A driveway is more than just a place to park your car. The right driveway material can add considerable curb appeal to your home, increasing its resale value along the way.
Homeowners have many options at their disposal when choosing a driveway material, and the right material for one home may not be the best fit for another. The following is a rundown of popular driveway surfaces and what homeowners can expect of each of them.
Many homeowners believe brick driveways provide the most aesthetic appeal, and it's hard to argue with the beauty of brick driveways and walkways. Brick driveways come in various colors and hues, and many homeowners opt to have the color of their brick driveways match their landscaping, which further adds to curb appeal. But that curb appeal is only appealing if the driveway is designed and installed correctly, and homeowners can expect to pay a premium for that, as brick driveway installation is very labor intensive.
Gravel driveways may not be as commonplace as they once were, but this cost effective driveway material is still an option. Homeowners who live in regions with mild winters without snow might benefit most from gravel driveways, which can be difficult to negotiate when shoveling snow. Gravel tends to be the least expensive driveway material to install, but professionals may recommend that a new top layer of gravel be laid once or twice a year to replace material lost to wind and everyday usage.

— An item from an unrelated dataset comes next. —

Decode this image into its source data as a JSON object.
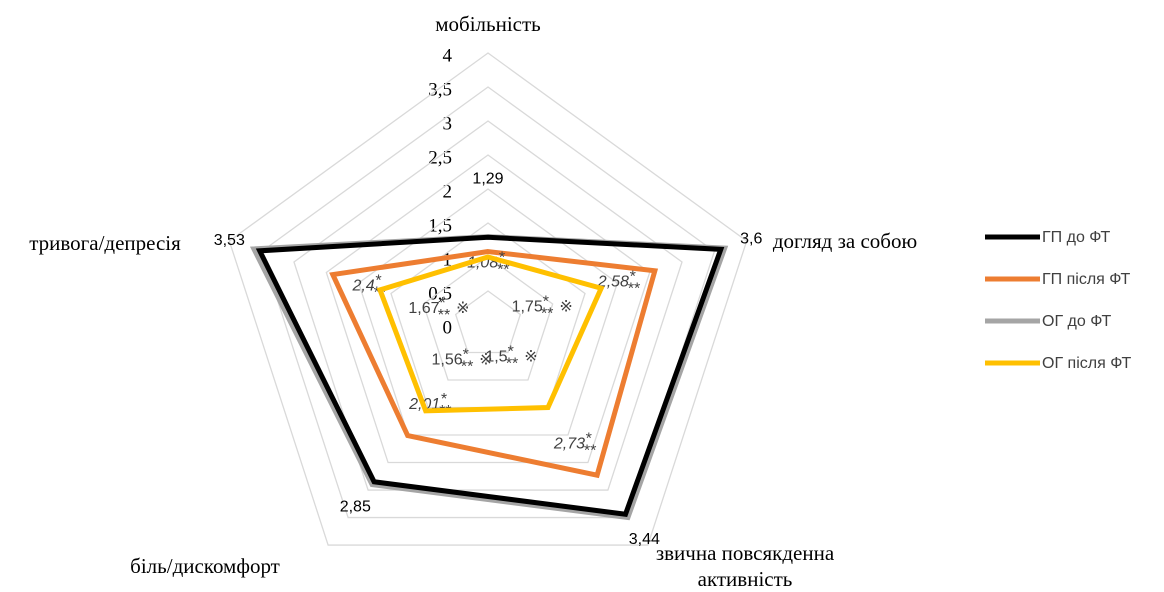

Asphalt remains a popular driveway material, thanks in large part to its practicality and ease of installation. Unlike other driveway surface materials, asphalt is available in just one color, black, and that lack of versatility has led many homeowners to consider other options. But asphalt remains an affordable driveway surface material that's relatively easy to repair. Cracks and holes in asphalt are somewhat common, but resealing such blemishes once every three to five years is typically enough to maintain the appearance of an asphalt driveway.
Concrete driveways are popular thanks in large part to their affordability and aesthetic appeal. Concrete can be susceptible to extremely cold weather, but many homeowners prefer concrete because of its versatility. Concrete can be stamped or dyed to provide a unique look, which can increase curb appeal. Concrete can be expensive to maintain, particularly when the material cracks. In addition, gas and oil spills are more noticeable on a concrete surface than other driveway surface materials.
When replacing an existing driveway, homeowners have an array of new surface materials to choose from, and each material has its pros and cons.